The New Politics of Surveillance and Visibility

Description

386 pages
Contains Bibliography
$40.00
ISBN 0-8020-4878-1
DDC 303.3'3

Year

2006

Contributor

Edited by Kevin D. Haggerty and Richard V. Ericson
Reviewed by J.L. Granatstein

J.L. Granatstein, Distinguished Research Professor of History Emeritus,
York University, served as Director of the Canadian War Museum from 1998
to 2000. His latest works are Who Killed Canadian History?, Who Killed
the Canadian Military, and Hell’s Cor

Review

Academic conferences and the books they generate are a growth industry.
Sometimes, if the organizers are clever and tough-minded, the papers
will be written in prose rather than jargon, and when that happens there
is the possibility that governments, the media, and the public will be
influenced by what serious thinkers say.
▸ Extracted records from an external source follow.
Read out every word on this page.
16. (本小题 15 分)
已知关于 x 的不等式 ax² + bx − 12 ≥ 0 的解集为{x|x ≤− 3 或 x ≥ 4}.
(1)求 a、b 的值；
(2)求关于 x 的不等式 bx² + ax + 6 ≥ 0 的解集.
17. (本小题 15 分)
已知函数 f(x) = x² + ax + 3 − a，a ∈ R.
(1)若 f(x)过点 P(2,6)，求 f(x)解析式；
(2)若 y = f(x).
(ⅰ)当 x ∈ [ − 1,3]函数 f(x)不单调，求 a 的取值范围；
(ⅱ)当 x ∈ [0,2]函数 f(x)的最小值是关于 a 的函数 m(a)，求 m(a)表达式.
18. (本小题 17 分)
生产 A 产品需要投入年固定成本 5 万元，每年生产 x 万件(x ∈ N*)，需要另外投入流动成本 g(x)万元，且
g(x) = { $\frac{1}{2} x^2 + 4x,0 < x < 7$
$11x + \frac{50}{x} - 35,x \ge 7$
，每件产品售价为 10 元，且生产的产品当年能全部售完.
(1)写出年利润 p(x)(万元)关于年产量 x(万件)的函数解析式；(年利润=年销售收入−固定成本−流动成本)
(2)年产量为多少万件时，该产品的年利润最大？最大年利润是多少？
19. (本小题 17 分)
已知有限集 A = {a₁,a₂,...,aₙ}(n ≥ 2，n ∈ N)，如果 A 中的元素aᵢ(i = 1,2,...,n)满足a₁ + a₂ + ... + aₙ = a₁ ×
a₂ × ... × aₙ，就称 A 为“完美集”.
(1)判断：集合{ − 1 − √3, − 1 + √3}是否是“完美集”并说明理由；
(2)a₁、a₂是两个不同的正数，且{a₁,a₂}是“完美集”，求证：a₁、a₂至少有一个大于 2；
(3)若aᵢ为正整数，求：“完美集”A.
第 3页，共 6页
All too often, however,
academic papers are delivered and published in a jargon that is designed
to obscure rather than elucidate.

Somehow, one might have expected a book on the increasing degree of
surveillance in our society to be clear and compelling. Not so. This
book, based on a conference at Green College of the University of
British Columbia in May 2003, has 15 papers, and only one (by one of the
editors) is written in truly accessible prose. In varying degrees, the
others, while looking at important subjects, are not. What does “9/11,
Synopticon, and Scopophilia” convey to you? “Surveillant Internet
Technologies and the Growth in Information Capitalism”? The new age of
surveillance is crucially important and has real implications for the
way democracies will function today and in the future. Specialists with
interesting and novel points of view should be helping to make policy.
Not with this unreadable book, however.